Israel faced international criticism on their refusal to vaccine Palestinians – now, the country will begin rolling out Pfizer shots to some Palestinians who have work permits
Israel has currently inoculated over 50% of its population. The state currently leads global vaccination efforts due to a contract with Pfizer and BioNTech, that agrees unlimited doses in exchange for full access to population data.
Until Sunday, Palestine expected 5,000 doses of the Pfizer vaccine from the Israeli Government and only for healthcare workers at high risk in the area.
Currently, Palestine has received around 10,000 doses from Russia. Israel has delivered 2,200 and Palestinian authorities are waiting on a further delivery of 3,000.
Yesterday (28 February), Israel promised to give Palestinians with permits to work in Israel a vaccination. This would impact roughly 110,000 people.
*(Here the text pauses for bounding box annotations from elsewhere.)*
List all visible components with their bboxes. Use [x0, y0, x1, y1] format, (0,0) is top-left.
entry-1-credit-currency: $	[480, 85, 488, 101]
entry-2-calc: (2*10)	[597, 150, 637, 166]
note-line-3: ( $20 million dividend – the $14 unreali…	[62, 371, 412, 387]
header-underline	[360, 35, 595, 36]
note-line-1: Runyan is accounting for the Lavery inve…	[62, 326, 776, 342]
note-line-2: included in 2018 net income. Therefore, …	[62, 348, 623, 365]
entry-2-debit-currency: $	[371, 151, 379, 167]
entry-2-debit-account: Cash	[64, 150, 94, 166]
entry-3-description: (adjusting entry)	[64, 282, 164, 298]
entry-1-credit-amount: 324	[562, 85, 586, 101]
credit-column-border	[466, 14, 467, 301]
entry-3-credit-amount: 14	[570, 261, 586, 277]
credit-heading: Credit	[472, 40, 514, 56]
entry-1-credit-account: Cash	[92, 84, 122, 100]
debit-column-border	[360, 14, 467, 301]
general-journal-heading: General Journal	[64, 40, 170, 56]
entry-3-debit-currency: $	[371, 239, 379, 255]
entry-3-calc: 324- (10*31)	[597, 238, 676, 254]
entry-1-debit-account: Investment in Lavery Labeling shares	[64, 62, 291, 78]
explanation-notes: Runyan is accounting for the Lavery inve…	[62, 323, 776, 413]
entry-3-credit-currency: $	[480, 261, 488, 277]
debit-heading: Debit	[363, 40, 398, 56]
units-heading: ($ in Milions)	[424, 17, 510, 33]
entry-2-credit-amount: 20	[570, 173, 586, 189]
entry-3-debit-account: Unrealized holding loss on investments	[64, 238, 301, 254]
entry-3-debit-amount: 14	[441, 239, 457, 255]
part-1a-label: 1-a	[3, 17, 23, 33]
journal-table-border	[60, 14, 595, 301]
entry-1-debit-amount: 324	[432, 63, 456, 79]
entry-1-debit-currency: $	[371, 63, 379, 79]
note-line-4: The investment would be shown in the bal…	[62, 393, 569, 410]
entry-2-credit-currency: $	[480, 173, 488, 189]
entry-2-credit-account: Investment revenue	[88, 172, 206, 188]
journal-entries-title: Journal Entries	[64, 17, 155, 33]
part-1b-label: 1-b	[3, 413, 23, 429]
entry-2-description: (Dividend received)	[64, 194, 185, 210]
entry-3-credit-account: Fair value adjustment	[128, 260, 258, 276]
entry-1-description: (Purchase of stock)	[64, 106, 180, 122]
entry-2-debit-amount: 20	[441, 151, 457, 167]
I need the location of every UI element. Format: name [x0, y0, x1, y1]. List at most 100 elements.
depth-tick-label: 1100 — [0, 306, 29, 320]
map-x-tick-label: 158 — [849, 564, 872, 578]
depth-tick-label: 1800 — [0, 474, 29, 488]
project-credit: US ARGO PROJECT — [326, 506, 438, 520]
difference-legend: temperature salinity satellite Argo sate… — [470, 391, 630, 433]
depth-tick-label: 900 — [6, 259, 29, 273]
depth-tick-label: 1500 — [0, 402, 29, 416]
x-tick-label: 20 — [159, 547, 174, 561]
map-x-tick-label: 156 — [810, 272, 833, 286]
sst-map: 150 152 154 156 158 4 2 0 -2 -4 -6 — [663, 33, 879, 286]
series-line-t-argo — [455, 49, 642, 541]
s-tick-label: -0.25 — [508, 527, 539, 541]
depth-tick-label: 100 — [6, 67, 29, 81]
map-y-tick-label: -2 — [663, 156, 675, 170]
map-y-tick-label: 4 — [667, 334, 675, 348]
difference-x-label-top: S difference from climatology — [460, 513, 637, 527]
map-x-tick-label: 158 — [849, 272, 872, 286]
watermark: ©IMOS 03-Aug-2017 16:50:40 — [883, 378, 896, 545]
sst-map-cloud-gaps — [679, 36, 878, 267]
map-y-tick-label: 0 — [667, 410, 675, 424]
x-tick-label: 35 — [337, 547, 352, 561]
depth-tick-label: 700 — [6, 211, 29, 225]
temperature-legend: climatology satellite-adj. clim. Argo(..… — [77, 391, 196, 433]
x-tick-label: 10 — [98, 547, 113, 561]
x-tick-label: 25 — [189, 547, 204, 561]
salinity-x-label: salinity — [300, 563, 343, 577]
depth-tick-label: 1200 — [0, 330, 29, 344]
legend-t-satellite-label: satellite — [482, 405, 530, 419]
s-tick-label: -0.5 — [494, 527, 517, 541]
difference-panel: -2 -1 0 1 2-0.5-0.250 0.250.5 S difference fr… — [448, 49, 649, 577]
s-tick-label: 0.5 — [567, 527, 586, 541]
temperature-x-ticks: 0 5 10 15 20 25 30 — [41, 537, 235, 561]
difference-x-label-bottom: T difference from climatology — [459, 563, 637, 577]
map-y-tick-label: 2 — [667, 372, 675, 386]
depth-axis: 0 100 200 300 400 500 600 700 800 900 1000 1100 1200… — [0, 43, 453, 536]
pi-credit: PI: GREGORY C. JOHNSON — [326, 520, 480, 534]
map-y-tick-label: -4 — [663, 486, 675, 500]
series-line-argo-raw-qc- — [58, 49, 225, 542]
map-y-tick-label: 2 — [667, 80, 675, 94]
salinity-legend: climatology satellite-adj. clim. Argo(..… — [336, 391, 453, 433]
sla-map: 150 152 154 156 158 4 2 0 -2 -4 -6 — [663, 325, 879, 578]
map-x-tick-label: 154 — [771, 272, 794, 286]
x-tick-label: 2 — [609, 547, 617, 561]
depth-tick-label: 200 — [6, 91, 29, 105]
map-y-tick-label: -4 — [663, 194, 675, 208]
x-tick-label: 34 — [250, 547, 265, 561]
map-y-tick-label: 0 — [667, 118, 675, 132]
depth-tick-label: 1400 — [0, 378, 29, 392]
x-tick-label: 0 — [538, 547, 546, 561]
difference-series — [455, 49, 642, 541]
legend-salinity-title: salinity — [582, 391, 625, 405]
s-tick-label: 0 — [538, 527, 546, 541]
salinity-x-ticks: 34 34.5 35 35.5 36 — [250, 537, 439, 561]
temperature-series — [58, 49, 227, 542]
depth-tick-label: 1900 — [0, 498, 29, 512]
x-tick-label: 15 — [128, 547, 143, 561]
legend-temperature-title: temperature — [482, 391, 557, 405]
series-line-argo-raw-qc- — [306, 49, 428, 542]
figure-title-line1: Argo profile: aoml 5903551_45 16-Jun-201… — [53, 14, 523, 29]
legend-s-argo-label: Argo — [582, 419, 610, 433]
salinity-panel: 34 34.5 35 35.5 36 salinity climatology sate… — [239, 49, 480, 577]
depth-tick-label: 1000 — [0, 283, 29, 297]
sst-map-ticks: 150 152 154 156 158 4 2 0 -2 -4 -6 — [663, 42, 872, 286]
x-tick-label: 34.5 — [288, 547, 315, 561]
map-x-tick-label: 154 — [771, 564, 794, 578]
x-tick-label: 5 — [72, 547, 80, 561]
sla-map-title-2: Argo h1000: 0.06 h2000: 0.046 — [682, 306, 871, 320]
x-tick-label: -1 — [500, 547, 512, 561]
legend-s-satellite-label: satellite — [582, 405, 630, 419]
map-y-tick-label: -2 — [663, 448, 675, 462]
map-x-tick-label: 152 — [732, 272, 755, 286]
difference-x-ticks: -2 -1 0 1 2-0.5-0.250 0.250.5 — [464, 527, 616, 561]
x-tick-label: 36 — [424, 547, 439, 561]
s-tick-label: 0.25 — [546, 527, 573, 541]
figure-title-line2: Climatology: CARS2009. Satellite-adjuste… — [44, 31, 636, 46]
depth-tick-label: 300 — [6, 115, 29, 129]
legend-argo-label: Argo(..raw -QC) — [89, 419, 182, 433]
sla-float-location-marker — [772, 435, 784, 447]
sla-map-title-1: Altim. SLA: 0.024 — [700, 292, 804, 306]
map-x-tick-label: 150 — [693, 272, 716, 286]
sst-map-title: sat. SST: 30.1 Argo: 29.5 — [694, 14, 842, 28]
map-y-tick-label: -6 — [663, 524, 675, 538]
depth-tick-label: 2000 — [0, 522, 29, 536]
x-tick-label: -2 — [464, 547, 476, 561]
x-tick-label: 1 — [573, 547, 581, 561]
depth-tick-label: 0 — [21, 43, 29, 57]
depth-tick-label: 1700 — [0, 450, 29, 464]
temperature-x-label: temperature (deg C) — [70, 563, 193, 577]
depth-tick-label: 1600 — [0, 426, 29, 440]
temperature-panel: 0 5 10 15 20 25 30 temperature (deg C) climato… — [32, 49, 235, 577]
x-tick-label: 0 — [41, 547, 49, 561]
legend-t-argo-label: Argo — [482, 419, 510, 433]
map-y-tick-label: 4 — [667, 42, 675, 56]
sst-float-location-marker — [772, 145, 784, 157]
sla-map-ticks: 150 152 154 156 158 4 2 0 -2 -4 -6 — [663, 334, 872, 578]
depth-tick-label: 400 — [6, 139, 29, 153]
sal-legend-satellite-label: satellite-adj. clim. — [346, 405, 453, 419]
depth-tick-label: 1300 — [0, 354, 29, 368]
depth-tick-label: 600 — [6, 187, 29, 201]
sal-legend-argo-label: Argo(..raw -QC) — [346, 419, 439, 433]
These workers are largely in a manual labour role, with construction and farming as key sectors.
‘Nothing can justify today’s reality’
“Nothing can justify today’s reality in parts of the West Bank, where people on one side of the street are receiving vaccines, while those on the other do not, based on whether they’re Jewish or Palestinian,” explained Omar Shakir, Israel and Palestine director at Human Rights Watch.
An increasing force of international criticism about vaccination allocation decisions has led to Israel making a new promise. While human rights groups pointed out the responsibility that Israel has over occupied territory, the country begun to give out unused vaccines to other countries.
What about leftover vaccines in Israel?
Israel now has a surplus of vaccines, including the high-performing Moderna shots.
According to the Bloomberg COVID resilience rankings, existing vaccine contracts cover 138% of the Israeli population. This means more than enough vaccines will be available, which is similar to other countries in the Northern Hemisphere – like the UK, at 302% and France at 183%.
The country is giving these to various countries, such as the Czech Republic and Honduras who are due to receive 5,000 each. Hungary and Guatemala are expected to receive a similar amount of vaccines.
Each one of these countries has indirectly accepted Jerusalem as the capital of Israel.
Saleh Higazi, Amnesty International’s Middle East and North Africa Deputy Director, said: “Israeli authorities must ensure that vaccines are equally provided to the Palestinians living under their control, in order to meet their obligations under international law.”